Ben, “demokrasiyi amaç değil araç gören, ortadan kaldırmak için fırsat kollayan bir araç olarak gören” iktidarın bir genel seçim kararı almak yerine, ara seçim kararı alacağını düşünüyorum. Anayasa’da ve içtüzükte genel seçim için bir açık hüküm olmadığı düşünüldüğünde iktidardan herhangi bir demokratik tavır da beklemiyorum.

İktidarı genel seçimlere zorlamak için sine-i millete dönen partinin, yapılacak bir ara seçime girmesinin anlamsızlığı düşünüldüğünde; 400 vekil için yanıp tutuşan, her türlü baskıya, kaosa rağmen bu sayıya ulaşamayan Saray ve/veya iktidar bir ara seçim yaparak muhalefet milletvekillerinin yerine seçtireceği milletvekilleri ile 400 sayısına rahatlıkla ulaşabilir.
Hayır cephesini korumak ve büyütmek hepimizin görevidir elbette.

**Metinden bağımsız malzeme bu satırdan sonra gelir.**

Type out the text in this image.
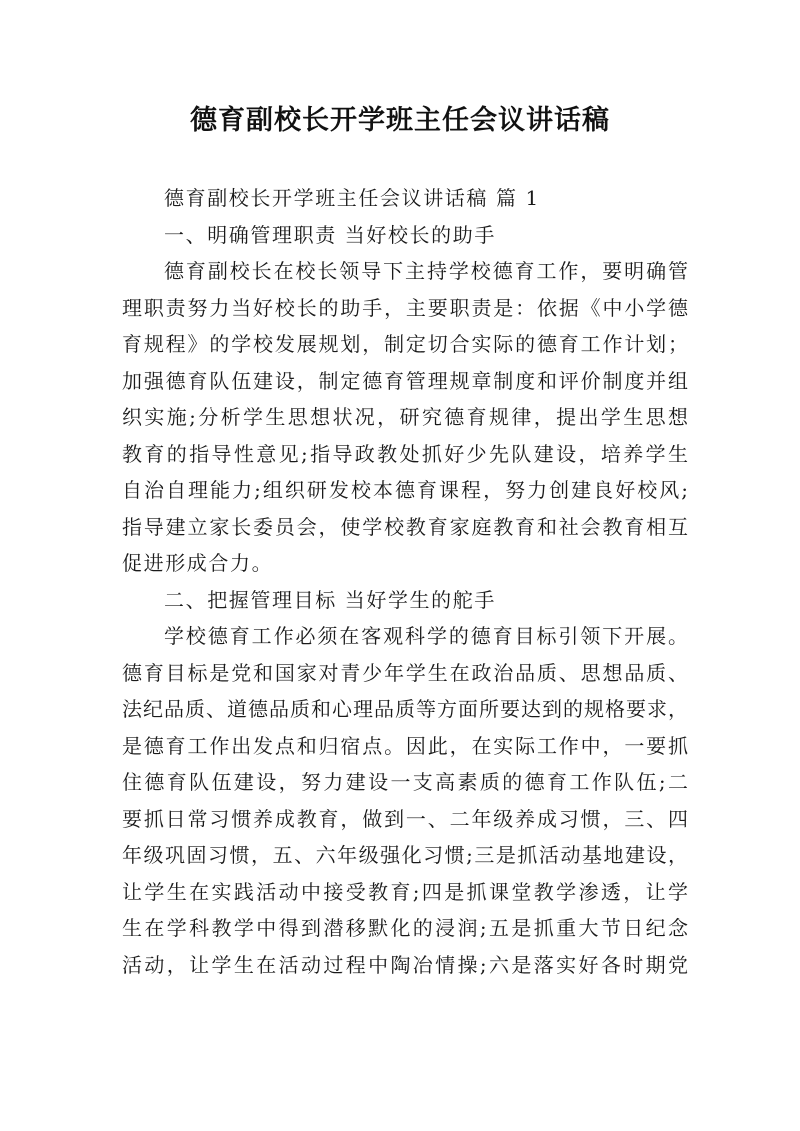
德育副校长开学班主任会议讲话稿
德育副校长开学班主任会议讲话稿 篇 1
一、明确管理职责 当好校长的助手
德育副校长在校长领导下主持学校德育工作，要明确管
理职责努力当好校长的助手，主要职责是：依据《中小学德
育规程》的学校发展规划，制定切合实际的德育工作计划；
加强德育队伍建设，制定德育管理规章制度和评价制度并组
织实施;分析学生思想状况，研究德育规律，提出学生思想
教育的指导性意见;指导政教处抓好少先队建设，培养学生
自治自理能力;组织研发校本德育课程，努力创建良好校风;
指导建立家长委员会，使学校教育家庭教育和社会教育相互
促进形成合力。
二、把握管理目标 当好学生的舵手
学校德育工作必须在客观科学的德育目标引领下开展。
德育目标是党和国家对青少年学生在政治品质、思想品质、
法纪品质、道德品质和心理品质等方面所要达到的规格要求，
是德育工作出发点和归宿点。因此，在实际工作中，一要抓
住德育队伍建设，努力建设一支高素质的德育工作队伍;二
要抓日常习惯养成教育，做到一、二年级养成习惯，三、四
年级巩固习惯，五、六年级强化习惯;三是抓活动基地建设，
让学生在实践活动中接受教育;四是抓课堂教学渗透，让学
生在学科教学中得到潜移默化的浸润;五是抓重大节日纪念
活动，让学生在活动过程中陶冶情操;六是落实好各时期党
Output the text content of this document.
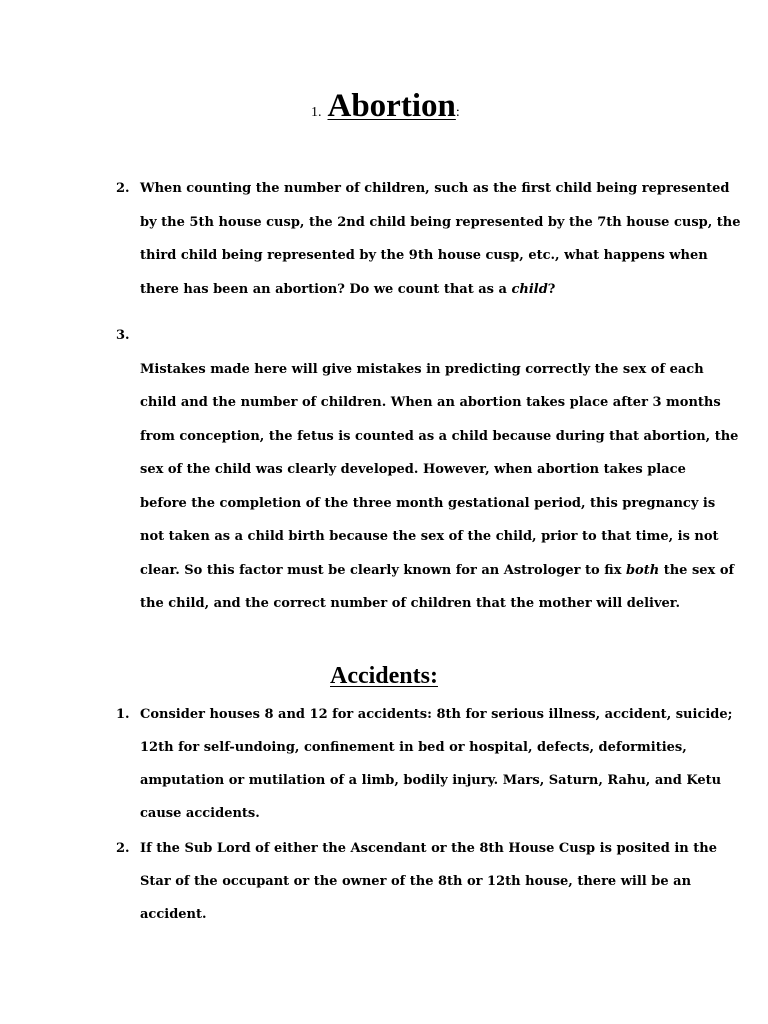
1. Abortion:
2. When counting the number of children, such as the first child being represented
by the 5th house cusp, the 2nd child being represented by the 7th house cusp, the
third child being represented by the 9th house cusp, etc., what happens when
there has been an abortion? Do we count that as a child?
3.
Mistakes made here will give mistakes in predicting correctly the sex of each
child and the number of children. When an abortion takes place after 3 months
from conception, the fetus is counted as a child because during that abortion, the
sex of the child was clearly developed. However, when abortion takes place
before the completion of the three month gestational period, this pregnancy is
not taken as a child birth because the sex of the child, prior to that time, is not
clear. So this factor must be clearly known for an Astrologer to fix both the sex of
the child, and the correct number of children that the mother will deliver.
Accidents:
1. Consider houses 8 and 12 for accidents: 8th for serious illness, accident, suicide;
12th for self-undoing, confinement in bed or hospital, defects, deformities,
amputation or mutilation of a limb, bodily injury. Mars, Saturn, Rahu, and Ketu
cause accidents.
2. If the Sub Lord of either the Ascendant or the 8th House Cusp is posited in the
Star of the occupant or the owner of the 8th or 12th house, there will be an
accident.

Sokakta protesto etmek, iç hukuk yollarının tüketilmesinin ardından AİHM başta olmak üzere tüm yasal hakları kullanmak, Meclis çalışmalarından çekilmek, dikta/uyum yasalarının hazırlanmasına katkı vermemek doğrudur, konuşulmalıdır. Alternatif mücadele alanları olarak üretimden ve tüketimden gelen gücümüzü kullanmak denenebilecek yöntemlerdendir. Ama tüm bu seçeneklerin artı ve eksilerinin düşünülmesi, tartışılması ve ona göre karar verilmesi gerekir.

Demokratik mücadelemizi, parlamenter demokrasinin bize sağladığı mevzileri halk yararına kullanmak bizlerin görevidir. Sine-i millet, bugünkü koşullarda, bize kazandıracaklarından çok daha fazlasını kaybettirebilir.

Mesele, “maaşlarınız tatlı geldi, AKP’ye yancı oldunuz” eleştirisinden çok daha kapsamlı bir bakışla tartışılmalıdır. Halkın yararına olacak ve demokrasiye katkı sağlayacaksa elbette Sine-i millete de dönülebilir.

Mesele demokrasi ve memleket meselesidir, gerisi ise teferruattır.